Gold markets fell initially during the day on Wednesday, but as you can see on the chart we have a yellow rectangle marking where previous resistance had been found. Adrian and I both believe that the $1275 level was a barrier that the market respected for some time, and now that we have broken above there and then turn right back around to test it for support, we feel that the buyers are about to become a little bit more aggressive. By doing so, they will finally break above the $1300 level that has been a psychological barrier for some time now.
Gold is going to go higher for many different reasons in our opinion. Quite frankly, gold was far oversold recently, as the US dollar strengthen due to fear. And then after that, there was the idea that the Federal Reserve is going to start raising interest rates systematically over the course of 2016. However, things are starting to look a little bit softer at this point in time, and as a result we may not get as many interest-rate hikes as once anticipated. This is obviously bad for the US dollar which has a bit of an inverse correlation to the gold market, at least over the longer term. It doesn’t mean that they have to move in opposite directions, just that a falling US dollar certainly can help the value of gold itself.
Going forward, the momentum certainly looks as if it is starting to pick back up as the moving averages are all starting to turn higher again.
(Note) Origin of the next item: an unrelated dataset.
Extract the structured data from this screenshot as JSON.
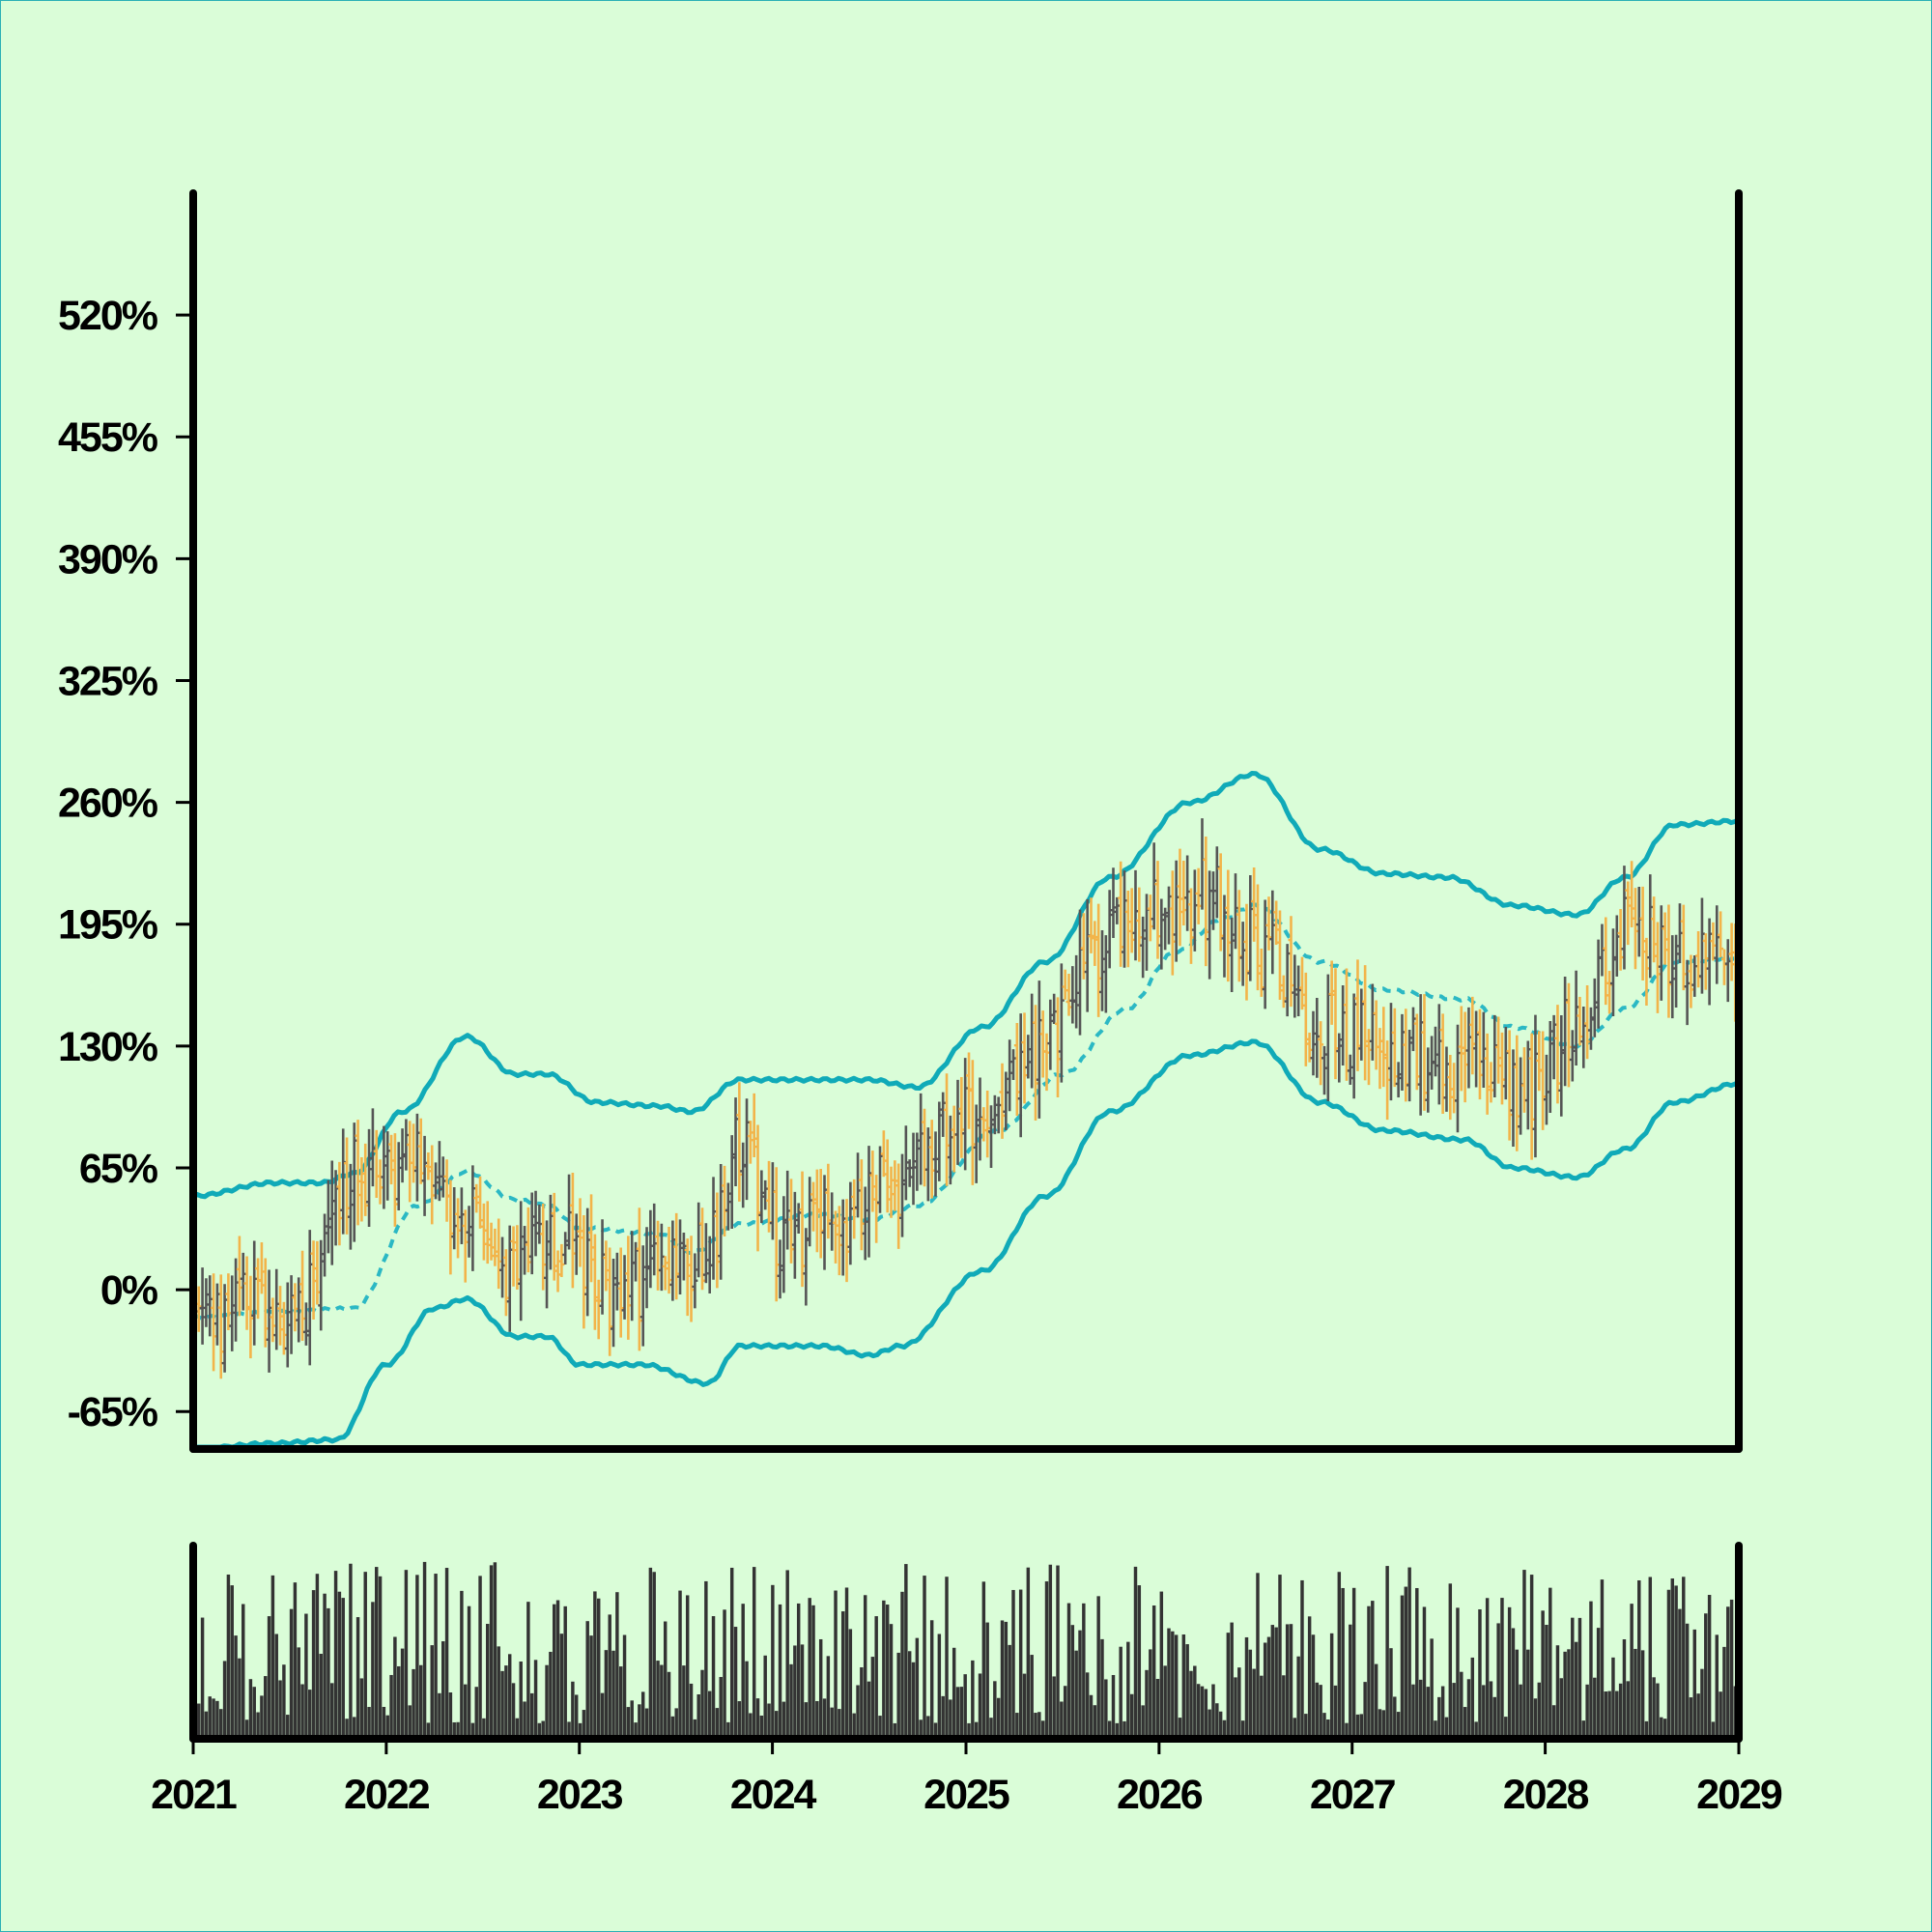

On this chart, we have the 25 day exponential moving average, the 50 day exponential moving average, and the 100 day exponential moving average plodded. They all look very healthy, and they are starting to spread back out again. With that being said, it appears the trend traders and more importantly – long-term traders – are looking to buy gold at this point in time. We believe that we’ve started yet another multi-year run higher, mainly because of uncertainty out of various central banks around the world. Loose monetary policy is going to be the norm for much longer than anticipated.